В сравнении с таким всеохватным пафосом нынешние призывы к Первомаю от ЦК КПРФ выглядят, на мой взгляд, бессодержательно — даже по сравнению с политической трескотней КПСС (это оценочное суждение). По количеству призывов – чуть более двух десятков. Из «общего порядка» – типа «Ленин – Сталин – Социализм!»; «За власть народа и социалистическое возрождение!» и «Водрузим над страной Красное Знамя социализма!». Из «международки» – только два: «За независимость Донбасса!» и «За освобождение Украины от нацизма, фашизма и бандеровщины» (тут, кстати, путаница по советским меркам, когда было принято оттачивать подобные формулировки филигранно, и даже политическая безграмотность: именно с фашизмом – итальянский термин – в отличие от нацизма, бороться на Украине вроде как задача не ставилась, так что либо одно, либо другое ). Из «как бы про экономику» разве что «От власти олигархии – к народовластию и социализму!»; «Природные ресурсы и стратегические отрасли – на службу народа!» и «Даешь Госплан и национализацию стратегических отраслей экономики!». Ничего – ни по какую отрасль, никаких обращений ни к кому из социальных слоев и групп населения. Ни слова о чем-либо актуальном (кроме Донбасса). Лозунги КПСС на этом фоне – просто кладезь ценных советов и рецептов.

Что касается «коллективного Запада», включая хитроумных англосаксов, то они еще в XIX веке умели, как говорится у политтехнологов, «перехватить повестку», по-нашему – выпустить пар. И инкорпорировать то, что могло разрушить систему, в то, что делало ее еще крепче, поскольку гибче. Эх, если бы Николай Второй пошел по такому же пути с тем же поднимающимся рабочим классом, то и у нас все могло быть по-другому.

По такой логике ему надо бы не расстреливать демонстрацию с петицией 9 января 1905 года, а выйти к ним поговорить. А еще самому примкнуть к какой-нибудь «маевке». А так, когда знать лишь в феврале – марте 1917 года нацепила на себя красные банты, то было уже поздно.

А вот в Америке президент Гровер Кливленд учредил «День труда» спустя всего пять лет после знаменитой Чикагской стачки. Правда, не 1 мая, а в первый понедельник сентября (то есть «перехватил и сместил»). Это и сейчас нерабочий день в США и Канаде. Хотели ведь рабочие, чтобы их уважили, – вот так и был сделан первый шаг в этом направлении.

Постепенно демонстрации протеста и стачки выродились в праздничные барбекю на хорошо постриженном газоне на заднем дворе личного домика «представителя рабочего класса».
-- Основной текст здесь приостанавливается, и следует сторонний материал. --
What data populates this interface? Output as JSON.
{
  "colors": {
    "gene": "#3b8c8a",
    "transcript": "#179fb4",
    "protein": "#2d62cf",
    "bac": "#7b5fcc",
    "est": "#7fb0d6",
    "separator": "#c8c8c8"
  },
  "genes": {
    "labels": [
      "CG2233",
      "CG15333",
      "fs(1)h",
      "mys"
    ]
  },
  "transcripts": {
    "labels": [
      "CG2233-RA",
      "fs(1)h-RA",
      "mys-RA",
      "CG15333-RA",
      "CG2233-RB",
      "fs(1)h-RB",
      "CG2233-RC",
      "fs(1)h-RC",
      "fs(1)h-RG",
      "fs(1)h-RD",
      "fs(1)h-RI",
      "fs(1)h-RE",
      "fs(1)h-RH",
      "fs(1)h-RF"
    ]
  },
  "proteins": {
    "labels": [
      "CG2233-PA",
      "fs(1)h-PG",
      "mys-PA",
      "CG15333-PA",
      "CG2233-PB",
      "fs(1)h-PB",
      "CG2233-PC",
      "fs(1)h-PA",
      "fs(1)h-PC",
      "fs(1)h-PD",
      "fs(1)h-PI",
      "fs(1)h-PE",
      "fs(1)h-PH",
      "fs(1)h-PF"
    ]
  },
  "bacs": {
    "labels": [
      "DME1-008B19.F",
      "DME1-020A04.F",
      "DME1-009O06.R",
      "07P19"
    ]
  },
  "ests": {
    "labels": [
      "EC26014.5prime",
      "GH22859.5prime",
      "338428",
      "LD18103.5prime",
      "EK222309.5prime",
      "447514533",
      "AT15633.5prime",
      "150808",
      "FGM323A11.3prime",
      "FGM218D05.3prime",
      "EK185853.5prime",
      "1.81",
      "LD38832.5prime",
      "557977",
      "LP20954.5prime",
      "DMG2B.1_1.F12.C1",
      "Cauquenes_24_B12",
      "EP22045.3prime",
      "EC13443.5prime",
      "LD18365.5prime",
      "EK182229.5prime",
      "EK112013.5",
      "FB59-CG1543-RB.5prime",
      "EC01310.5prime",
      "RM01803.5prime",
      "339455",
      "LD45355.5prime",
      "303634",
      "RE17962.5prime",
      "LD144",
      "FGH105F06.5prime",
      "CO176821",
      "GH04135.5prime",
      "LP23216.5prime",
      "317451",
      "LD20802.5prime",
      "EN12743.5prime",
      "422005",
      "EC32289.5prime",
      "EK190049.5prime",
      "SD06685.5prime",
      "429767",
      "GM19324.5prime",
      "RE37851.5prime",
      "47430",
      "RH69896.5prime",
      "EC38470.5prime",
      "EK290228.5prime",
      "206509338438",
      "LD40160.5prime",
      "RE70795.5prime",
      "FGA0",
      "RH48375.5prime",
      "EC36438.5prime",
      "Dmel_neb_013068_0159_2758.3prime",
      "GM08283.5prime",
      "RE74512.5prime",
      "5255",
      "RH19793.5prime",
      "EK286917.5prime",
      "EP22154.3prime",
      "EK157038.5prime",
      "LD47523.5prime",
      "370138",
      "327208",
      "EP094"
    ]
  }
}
В лютые годы холодной войны, в 1958 году президент США Эйзенхауэр тоже попытался по-своему перебить коммунистическую повестку, подписав резолюцию об учреждении 1 мая «Дня лояльности» – в противовес идее «международной солидарности трудящихся всего мира». В документе было сказано, что данный день должен стать днем «подтверждения лояльности Соединенным Штатам и наследию американской свободы». Именно американской и никакой другой. В этот день в школах и других общественных местах должны были проводиться специальные патриотические церемонии, в том числе поднятие государственного флага.

В Европе кто, думаете, первым додумался до того, чтобы сделать Первомай праздником? Правильно, Адольф Гитлер, в 1933 году. Правда, он тут же запретил все независимые профсоюзы, чего во многих других развитых странах «коллективного Запада» разумно делать не стали. Поэтому профсоюзы там постепенно из средств преимущественно «антирежимной» борьбы за права трудящихся превратились в средства системного (и это ключевое слово) диалога с властью, который полностью протекает в легальных формах. По мере падения роли профсоюзов в контексте современной экономики эти функции перешли к другим общественными институтам, включая СМИ.

Ну а то, что во многих странах День международной солидарности трудящихся протекает сейчас скорее в формах весенних фестивалей и перформансов, ярмарок и барбекю на свежем воздухе, нежели стачек и протестных демонстраций, говорит о том, что дело чикагских, польских и других рабочих позапрошлого века, стоявших у истоков движения, не пропало даром. Многого ведь удалось добиться, в том числе благодаря конкуренции с СССР и его масштабными, действительно революционными по тем временам социальными программами. Жаль, что ни мы с ними больше не солидарны, ни они с нами.

Автор выражает личное мнение, которое может не совпадать с позицией редакции.